Welcome to the community :wave:

Thanks for the question. The order of _transfer and _approve was discussed in the following issue:


In the case of ERC20 , the order is irrelevant because _transfer and _approve are independent and never call any other contract: they are executed atomically.

Let me know if you need more information.

My first idea was that this could indeed reduce gas usage of reverting transferFrom, with no consequence to successful call. And that, since it is a non-breaking change, it should be shipped for the sake of gas optimisation.


the _transfer of transferFrom can also revert, due to the balance’s safemath, if the senders balance is not enough. changing the order of these two operation would thus decrease the revert cost when approval is not enough, but increase it when balance is not enough. So the question is, which one is most likely, and should be optimized for.
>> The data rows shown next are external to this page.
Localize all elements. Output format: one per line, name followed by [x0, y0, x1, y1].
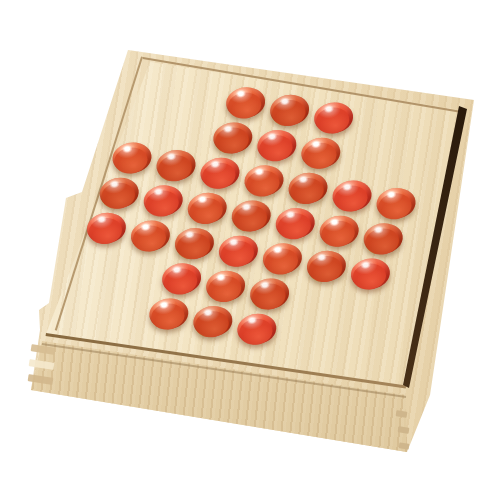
marble[interactable]: ● [214, 233, 262, 269]
product-photo: ●●●●●●●●●●●●●●●●●●●●●●●●●●●●●●●●● [0, 0, 500, 500]
finger-joint [31, 344, 56, 355]
finger-joint [399, 442, 410, 449]
marble[interactable]: ● [309, 100, 357, 136]
marble[interactable]: ● [233, 311, 281, 347]
marble[interactable]: ● [302, 248, 350, 284]
marble[interactable]: ● [209, 120, 257, 156]
marble[interactable]: ● [297, 135, 345, 171]
marble[interactable]: ● [346, 256, 394, 292]
marble[interactable]: ● [221, 84, 269, 120]
marble[interactable]: ● [372, 185, 420, 221]
marble[interactable]: ● [152, 147, 200, 183]
finger-joint [28, 374, 54, 385]
marble[interactable]: ● [227, 198, 275, 234]
marble[interactable]: ● [265, 92, 313, 128]
marble[interactable]: ● [196, 155, 244, 191]
marble[interactable]: ● [328, 178, 376, 214]
marble[interactable]: ● [271, 205, 319, 241]
marble[interactable]: ● [359, 220, 407, 256]
marble[interactable]: ● [315, 213, 363, 249]
marble[interactable]: ● [240, 162, 288, 198]
marble[interactable]: ● [258, 240, 306, 276]
marble[interactable]: ● [253, 127, 301, 163]
marble[interactable]: ● [245, 276, 293, 312]
finger-joint [29, 359, 55, 370]
marble[interactable]: ● [157, 260, 205, 296]
marble[interactable]: ● [126, 218, 174, 254]
marble[interactable]: ● [284, 170, 332, 206]
marble[interactable]: ● [170, 225, 218, 261]
marble[interactable]: ● [82, 210, 130, 246]
marble[interactable]: ● [139, 182, 187, 218]
marble[interactable]: ● [189, 303, 237, 339]
marble[interactable]: ● [145, 296, 193, 332]
marble[interactable]: ● [108, 140, 156, 176]
marble[interactable]: ● [95, 175, 143, 211]
marble[interactable]: ● [201, 268, 249, 304]
marble[interactable]: ● [183, 190, 231, 226]
finger-joint [398, 426, 410, 434]
finger-joint [396, 410, 408, 418]
solitaire-board: ●●●●●●●●●●●●●●●●●●●●●●●●●●●●●●●●● [52, 66, 450, 366]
While I think it’s a very bad thing, a lot of dapps ask their user to approve a maximum value (2**256-1) once and for all. After this one transaction, transferFrom can by called with virtually no restrictions. These transfers are thus more likelly going to fail due to insufficient balance, then insufficient approval.

The best thing to do would probably be to scan for all reverting erc20 transfers, and mesure the ratio of failures caused by approval against failures caused by balance… Which sounds like a lot of work a small gain.

If you really feel like things should be reordered for your contracts, you can use the fact that the transferFrom function is virtual, and overload it:

contract ERC20Optimised is ERC20 {
    function transferFrom(address sender, address recipient, uint256 amount) public virtual override returns (bool) {
        ERC20._approve(sender, _msgSender(), _allowances[sender][_msgSender()].sub(amount, "ERC20: transfer amount exceeds allowance"));
        ERC20._transfer(sender, recipient, amount);
        return true;

Thanks for this very clear analysis. I completely agree. I did not know about that prevailing practice you mention where most dapps ask users for max allowance. Indeed if most fails are of the “balance” type rather than of the “allowance” type, it is socially optimal to test the balance first. And at the agent level, one could argue that having one spend more gas when one is trying to transfer funds -without being allowed- to is a welcome penalty.